KBRA Affirms Ratings for BankUnited, Inc.
13 Sep 2024 | New York
KBRA affirms the senior unsecured debt rating of A-, the subordinated debt rating of BBB+, and the short-term debt rating of K2 for Miami Lakes, Florida based BankUnited, Inc. (NYSE: BKU) (“the company”). In addition, KBRA affirms the deposit and senior unsecured debt ratings of A, the subordinated debt rating of A-, and the short-term deposit and debt ratings of K1 for the bank subsidiary, BankUnited, National Association (“the bank”). The Outlook for all long-term ratings is Negative.
Key Credit Considerations
The Negative Outlook, in part, reflects the weakened earnings power and profitability trends (1H24 ROA of 0.57%) from the current high interest environment primarily due to BKU’s relatively weaker core funding model (70% core deposits / total funding) and earnings reliance on spread based revenue (90% total revenue). BKU’s core deposits have improved more recently, but it remains reliant on market priced wholesale funding with FHLB borrowings (12% total funding) and brokered deposits (14% total funding) which are market priced thus weighing on NIM which runs between 100-125 bps below peer averages.

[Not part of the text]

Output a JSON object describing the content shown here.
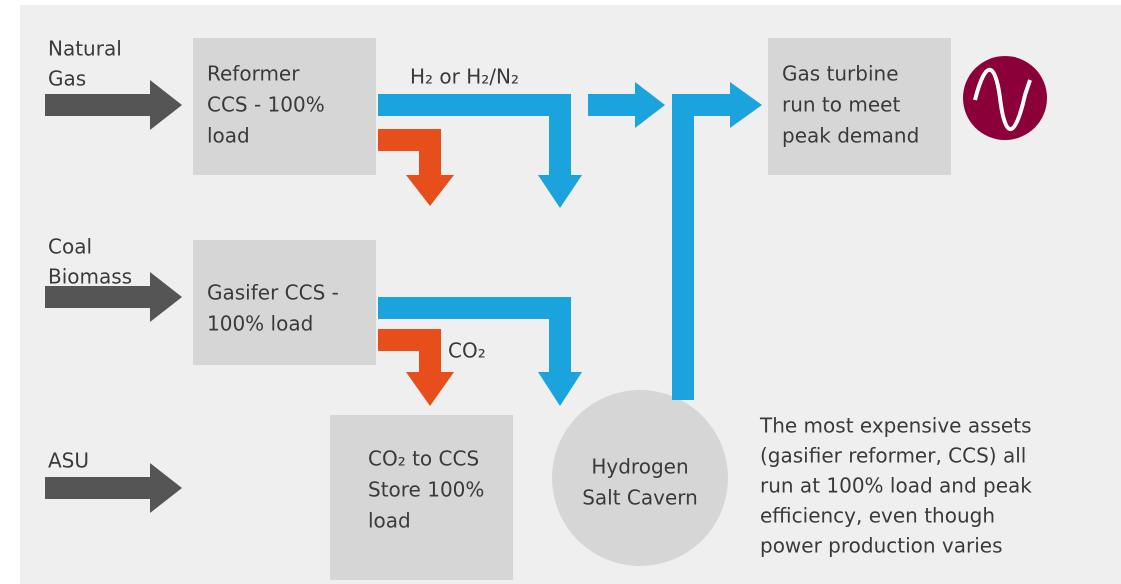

KBRA believes that the company’s ability to backfill the liability side of the balance sheet with core deposits over the intermediate term will continue to be a challenge due to the intense competition for deposits. Conversely, supportive of the credit is the low risk weighted balance sheet density (5-year average at 69%) relative to peer levels partially due to solid on balance sheet liquidity including cash and investment securities of 26% of total assets as of 2Q24. Also, the preponderance of the investment securities are recorded as available-for-sale with only a 5% unrealized loss associated with the MTM of the portfolio. BKU’s credit performance has historically reflected its conservative underwriting and proactive account monitoring with 5-year average NCOs of 20 bps. NPAs run at higher levels than peers due to the C&I, SBA, and 1-4 family segments which include a portion of government guarantees. Also balancing the portfolio is a materially lower concentration in investor CRE and C&D segments which are expected to underperform in an economic downturn. Capital levels are consistent with the rating category, although KBRA notes that management has historically returned a significant portion of earnings to shareholders in dividends and share buybacks. KBRA expects BKU to maintain capital at levels consistent with peer levels within the rating category.
Rating Sensitivities
The return to a Stable Outlook would require an improvement in the company’s core funding profile that is more consistent with historical levels and the rating category peers as well as an improvement in risk adjusted earnings performance similar to rating category peers. The inability to improve core funding and reduce the negative impact of funding costs on NIM and earnings over the intermediate term or deterioration in credit quality that would weigh on the company’s earnings power driving weakened capital could result in negative rating actions.